If it seems too good to be true, it may be too good to be true. Like anything, intermittent fasting does not work for everyone. Women pregnant or breastfeeding or anyone with increased caloric needs should not try intermittent fasting. More so, those with a history of eating disorders (anorexia, bulimia, and certainly binge eating) are not advised to attempt intermittent fasting. Diabetics are also urged to use caution with intermittent fasting. Other negative effects of intermittent fasting include:

  • Extreme bouts of hunger
  • Dehydration
  • Irritability
  • Dizziness and lightheadedness
  • Fainting spells
  • Tiredness

Intermittent Fasting For Women, Not The Same As For Men

Due to women’s unique hormones, complications from intermittent fasting are far more common in women than in men. Intermittent fasting is still a relatively new and unresearched means of weight loss. Unfortunately, even brief periods of intermittent fasting have caused missed periods, reduced fertility, early-onset menopause, and permanent metabolic damage to women.

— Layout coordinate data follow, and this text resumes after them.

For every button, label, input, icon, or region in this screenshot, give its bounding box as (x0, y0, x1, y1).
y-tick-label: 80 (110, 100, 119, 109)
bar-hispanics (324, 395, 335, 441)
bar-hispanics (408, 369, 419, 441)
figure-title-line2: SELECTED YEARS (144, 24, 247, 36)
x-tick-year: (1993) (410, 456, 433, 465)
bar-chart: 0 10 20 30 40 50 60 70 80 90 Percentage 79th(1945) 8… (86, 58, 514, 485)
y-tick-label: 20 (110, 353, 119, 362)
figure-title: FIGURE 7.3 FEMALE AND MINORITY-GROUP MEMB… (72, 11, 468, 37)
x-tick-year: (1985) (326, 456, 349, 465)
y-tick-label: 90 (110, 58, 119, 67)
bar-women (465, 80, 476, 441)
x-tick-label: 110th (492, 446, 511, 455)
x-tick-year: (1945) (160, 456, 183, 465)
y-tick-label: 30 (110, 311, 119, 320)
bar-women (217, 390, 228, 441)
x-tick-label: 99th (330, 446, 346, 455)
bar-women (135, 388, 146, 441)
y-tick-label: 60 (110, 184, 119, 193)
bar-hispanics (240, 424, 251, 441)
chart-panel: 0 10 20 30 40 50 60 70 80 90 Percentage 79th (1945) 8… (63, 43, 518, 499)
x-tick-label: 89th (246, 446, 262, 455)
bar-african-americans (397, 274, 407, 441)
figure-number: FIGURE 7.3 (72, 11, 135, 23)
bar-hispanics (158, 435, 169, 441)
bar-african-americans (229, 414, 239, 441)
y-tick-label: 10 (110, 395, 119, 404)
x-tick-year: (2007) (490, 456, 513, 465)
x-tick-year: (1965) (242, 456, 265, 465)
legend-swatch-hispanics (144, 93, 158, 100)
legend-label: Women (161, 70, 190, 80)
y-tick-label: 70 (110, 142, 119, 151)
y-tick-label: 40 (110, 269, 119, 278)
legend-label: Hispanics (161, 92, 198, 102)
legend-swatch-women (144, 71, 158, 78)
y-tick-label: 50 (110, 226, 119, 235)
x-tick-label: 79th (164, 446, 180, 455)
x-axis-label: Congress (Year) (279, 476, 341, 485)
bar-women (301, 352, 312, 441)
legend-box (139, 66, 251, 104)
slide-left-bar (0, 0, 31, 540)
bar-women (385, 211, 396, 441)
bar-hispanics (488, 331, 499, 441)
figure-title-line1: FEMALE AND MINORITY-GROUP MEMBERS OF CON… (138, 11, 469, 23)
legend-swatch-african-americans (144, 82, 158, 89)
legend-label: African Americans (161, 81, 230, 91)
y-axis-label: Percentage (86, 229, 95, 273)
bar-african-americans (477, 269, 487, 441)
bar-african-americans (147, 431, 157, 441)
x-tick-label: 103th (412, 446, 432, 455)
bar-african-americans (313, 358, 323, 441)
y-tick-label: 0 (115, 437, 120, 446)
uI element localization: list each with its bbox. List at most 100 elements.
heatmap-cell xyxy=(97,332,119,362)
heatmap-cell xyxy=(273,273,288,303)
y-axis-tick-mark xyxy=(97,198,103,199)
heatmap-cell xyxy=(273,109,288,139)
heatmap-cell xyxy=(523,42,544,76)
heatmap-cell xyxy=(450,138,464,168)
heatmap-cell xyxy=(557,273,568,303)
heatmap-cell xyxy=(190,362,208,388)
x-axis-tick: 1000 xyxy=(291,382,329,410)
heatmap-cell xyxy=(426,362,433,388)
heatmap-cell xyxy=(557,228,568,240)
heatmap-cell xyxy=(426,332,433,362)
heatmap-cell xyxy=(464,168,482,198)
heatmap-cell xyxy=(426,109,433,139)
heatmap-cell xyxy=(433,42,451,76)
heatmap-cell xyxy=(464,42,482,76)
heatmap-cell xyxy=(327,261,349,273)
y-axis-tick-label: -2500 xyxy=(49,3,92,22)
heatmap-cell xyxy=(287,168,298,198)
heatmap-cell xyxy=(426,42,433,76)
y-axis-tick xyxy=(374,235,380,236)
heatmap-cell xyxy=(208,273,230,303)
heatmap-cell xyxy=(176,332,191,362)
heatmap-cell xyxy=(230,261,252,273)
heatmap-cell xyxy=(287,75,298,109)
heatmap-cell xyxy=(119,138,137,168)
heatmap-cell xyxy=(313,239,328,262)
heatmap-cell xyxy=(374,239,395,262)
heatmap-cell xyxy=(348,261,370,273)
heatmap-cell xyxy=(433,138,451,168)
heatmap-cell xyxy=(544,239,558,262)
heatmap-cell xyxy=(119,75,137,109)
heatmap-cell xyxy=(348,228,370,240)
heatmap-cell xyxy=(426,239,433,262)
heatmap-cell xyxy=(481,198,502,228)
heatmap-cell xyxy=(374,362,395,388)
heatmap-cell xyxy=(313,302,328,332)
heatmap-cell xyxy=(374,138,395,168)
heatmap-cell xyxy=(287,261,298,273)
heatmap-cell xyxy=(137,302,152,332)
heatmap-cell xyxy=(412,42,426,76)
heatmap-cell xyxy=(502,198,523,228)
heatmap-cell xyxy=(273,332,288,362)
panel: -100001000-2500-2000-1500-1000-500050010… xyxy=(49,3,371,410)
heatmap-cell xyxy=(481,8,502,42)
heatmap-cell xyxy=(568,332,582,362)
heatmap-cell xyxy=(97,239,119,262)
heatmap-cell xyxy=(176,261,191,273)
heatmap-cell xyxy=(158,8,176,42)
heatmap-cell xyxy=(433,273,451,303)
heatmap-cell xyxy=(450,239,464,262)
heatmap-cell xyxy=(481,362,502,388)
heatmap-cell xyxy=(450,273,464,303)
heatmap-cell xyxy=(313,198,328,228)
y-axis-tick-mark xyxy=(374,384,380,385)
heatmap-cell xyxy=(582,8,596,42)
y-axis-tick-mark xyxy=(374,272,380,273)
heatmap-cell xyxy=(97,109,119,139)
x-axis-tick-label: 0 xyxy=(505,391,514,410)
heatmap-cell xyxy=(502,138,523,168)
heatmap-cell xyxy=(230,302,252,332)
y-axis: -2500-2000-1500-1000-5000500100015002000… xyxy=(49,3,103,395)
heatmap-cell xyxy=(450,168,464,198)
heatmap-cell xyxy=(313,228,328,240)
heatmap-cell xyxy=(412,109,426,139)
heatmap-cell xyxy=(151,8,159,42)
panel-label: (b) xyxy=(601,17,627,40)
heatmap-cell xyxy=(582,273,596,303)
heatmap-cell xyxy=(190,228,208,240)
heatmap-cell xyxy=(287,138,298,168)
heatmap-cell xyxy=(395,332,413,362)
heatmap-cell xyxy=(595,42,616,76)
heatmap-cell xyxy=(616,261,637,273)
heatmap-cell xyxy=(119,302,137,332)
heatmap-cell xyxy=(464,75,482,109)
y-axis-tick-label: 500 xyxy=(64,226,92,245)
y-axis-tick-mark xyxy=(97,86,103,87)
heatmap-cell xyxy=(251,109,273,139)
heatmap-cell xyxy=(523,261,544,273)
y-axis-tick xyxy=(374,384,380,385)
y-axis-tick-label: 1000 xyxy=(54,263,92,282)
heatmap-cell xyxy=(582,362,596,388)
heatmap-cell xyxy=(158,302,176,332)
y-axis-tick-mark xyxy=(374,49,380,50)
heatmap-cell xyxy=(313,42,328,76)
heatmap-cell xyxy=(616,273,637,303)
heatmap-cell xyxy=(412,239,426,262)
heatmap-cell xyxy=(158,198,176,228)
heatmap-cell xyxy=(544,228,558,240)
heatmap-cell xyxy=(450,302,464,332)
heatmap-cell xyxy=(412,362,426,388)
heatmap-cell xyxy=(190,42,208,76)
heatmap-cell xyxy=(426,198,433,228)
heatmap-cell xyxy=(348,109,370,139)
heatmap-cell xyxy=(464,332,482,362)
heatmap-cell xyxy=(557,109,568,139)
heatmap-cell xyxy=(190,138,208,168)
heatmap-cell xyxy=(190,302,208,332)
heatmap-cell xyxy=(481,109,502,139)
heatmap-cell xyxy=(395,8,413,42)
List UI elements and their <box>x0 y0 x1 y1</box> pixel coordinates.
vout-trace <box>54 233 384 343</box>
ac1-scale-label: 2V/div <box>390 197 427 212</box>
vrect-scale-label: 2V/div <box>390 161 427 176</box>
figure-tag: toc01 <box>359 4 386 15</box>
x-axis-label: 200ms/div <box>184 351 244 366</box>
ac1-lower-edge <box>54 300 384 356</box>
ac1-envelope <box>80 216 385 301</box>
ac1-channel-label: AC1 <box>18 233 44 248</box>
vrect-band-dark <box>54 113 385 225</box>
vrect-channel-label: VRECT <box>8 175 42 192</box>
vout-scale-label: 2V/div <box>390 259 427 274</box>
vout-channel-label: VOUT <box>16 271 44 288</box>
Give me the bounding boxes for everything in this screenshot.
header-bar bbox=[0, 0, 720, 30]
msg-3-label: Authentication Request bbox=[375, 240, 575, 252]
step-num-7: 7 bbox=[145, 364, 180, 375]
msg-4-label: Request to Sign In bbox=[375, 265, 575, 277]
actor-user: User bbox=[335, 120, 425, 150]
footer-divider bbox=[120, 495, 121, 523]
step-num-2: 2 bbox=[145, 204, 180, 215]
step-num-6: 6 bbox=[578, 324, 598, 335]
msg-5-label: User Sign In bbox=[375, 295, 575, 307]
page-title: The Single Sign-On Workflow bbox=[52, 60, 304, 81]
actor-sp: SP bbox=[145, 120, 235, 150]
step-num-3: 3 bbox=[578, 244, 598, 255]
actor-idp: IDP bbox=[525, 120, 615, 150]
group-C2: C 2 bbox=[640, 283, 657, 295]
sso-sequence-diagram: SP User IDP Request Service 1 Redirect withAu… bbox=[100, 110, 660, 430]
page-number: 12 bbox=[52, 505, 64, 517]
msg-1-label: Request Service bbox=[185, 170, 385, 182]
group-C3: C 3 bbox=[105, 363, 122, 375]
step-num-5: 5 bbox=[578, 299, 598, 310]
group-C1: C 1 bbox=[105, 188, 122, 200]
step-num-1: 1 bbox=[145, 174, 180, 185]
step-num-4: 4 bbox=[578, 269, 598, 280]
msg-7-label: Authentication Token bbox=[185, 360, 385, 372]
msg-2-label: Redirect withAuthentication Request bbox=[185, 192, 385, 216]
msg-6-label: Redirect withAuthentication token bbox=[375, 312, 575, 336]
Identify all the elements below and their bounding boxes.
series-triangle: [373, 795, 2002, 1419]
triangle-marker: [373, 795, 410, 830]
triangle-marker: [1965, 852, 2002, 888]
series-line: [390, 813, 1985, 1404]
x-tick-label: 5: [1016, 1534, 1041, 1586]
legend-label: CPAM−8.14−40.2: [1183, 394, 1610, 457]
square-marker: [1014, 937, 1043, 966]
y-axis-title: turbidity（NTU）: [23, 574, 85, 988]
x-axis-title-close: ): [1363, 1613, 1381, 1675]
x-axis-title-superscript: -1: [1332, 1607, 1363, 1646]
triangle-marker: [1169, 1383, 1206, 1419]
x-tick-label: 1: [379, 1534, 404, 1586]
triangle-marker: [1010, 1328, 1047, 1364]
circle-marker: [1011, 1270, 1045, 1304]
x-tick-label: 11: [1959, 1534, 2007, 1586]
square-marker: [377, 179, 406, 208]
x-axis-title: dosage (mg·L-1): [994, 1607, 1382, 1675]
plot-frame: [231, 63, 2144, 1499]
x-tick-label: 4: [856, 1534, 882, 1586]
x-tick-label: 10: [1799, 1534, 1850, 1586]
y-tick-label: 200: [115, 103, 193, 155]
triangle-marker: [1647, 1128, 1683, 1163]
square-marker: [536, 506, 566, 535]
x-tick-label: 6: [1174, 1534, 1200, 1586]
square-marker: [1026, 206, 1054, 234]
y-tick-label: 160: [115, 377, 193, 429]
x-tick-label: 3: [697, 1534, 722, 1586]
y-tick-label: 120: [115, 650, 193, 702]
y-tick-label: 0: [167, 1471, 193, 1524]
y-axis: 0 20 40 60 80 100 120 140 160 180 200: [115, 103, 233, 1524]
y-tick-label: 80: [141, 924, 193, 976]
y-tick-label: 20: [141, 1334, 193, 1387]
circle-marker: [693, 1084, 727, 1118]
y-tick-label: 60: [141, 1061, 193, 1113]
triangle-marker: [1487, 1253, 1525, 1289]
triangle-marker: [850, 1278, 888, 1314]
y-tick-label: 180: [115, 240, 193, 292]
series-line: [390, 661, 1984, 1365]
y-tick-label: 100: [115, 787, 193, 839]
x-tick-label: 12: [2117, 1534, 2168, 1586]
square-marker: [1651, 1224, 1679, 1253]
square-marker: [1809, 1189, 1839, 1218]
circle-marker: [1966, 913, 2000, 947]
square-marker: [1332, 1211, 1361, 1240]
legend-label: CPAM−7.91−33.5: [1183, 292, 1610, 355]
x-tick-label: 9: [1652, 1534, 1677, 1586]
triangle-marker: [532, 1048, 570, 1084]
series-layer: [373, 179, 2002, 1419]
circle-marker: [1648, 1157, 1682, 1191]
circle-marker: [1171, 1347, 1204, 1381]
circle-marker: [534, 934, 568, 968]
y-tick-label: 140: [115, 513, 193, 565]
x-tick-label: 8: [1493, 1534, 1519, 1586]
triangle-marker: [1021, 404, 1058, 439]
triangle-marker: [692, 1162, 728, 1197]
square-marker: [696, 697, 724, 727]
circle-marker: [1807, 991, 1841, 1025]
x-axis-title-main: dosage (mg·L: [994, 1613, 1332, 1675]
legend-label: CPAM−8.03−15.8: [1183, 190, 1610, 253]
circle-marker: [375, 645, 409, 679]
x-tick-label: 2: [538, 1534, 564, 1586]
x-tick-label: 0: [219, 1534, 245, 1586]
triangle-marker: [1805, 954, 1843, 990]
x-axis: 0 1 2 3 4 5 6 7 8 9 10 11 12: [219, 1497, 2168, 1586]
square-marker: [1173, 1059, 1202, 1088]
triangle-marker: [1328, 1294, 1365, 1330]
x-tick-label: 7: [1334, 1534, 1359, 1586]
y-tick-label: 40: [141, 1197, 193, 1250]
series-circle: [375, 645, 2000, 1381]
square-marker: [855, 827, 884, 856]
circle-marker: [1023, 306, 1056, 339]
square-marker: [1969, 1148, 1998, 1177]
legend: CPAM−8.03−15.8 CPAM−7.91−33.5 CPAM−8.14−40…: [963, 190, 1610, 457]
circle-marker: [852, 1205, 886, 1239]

Keto and Intermittent Fasting

Keto and intermittent fasting seem to go hand in hand. If you’ve heard of intermittent fasting, you more than likely have also heard of the keto diet. The keto diet is all about ketosis, putting your body into fat-burning mode. 

When combined with intermittent fasting, many people experience the benefits of ketosis much quicker than with keto alone. On their own, intermittent fasting and keto are both typically successful in weight loss; however, when combined, weight loss results are even more dramatic.

Proceed With Caution!

Despite its extreme popularity, little scientific research remains available for intermittent fasting. Please use the most extreme caution and always consult with a physician or registered dietitian when trying any new diet or restricting food intake. 

What works for someone, may not work for you. Irreversible damage to your metabolism and hormones is not to be taken lightly and surely not worth temporarily dropping a few pounds.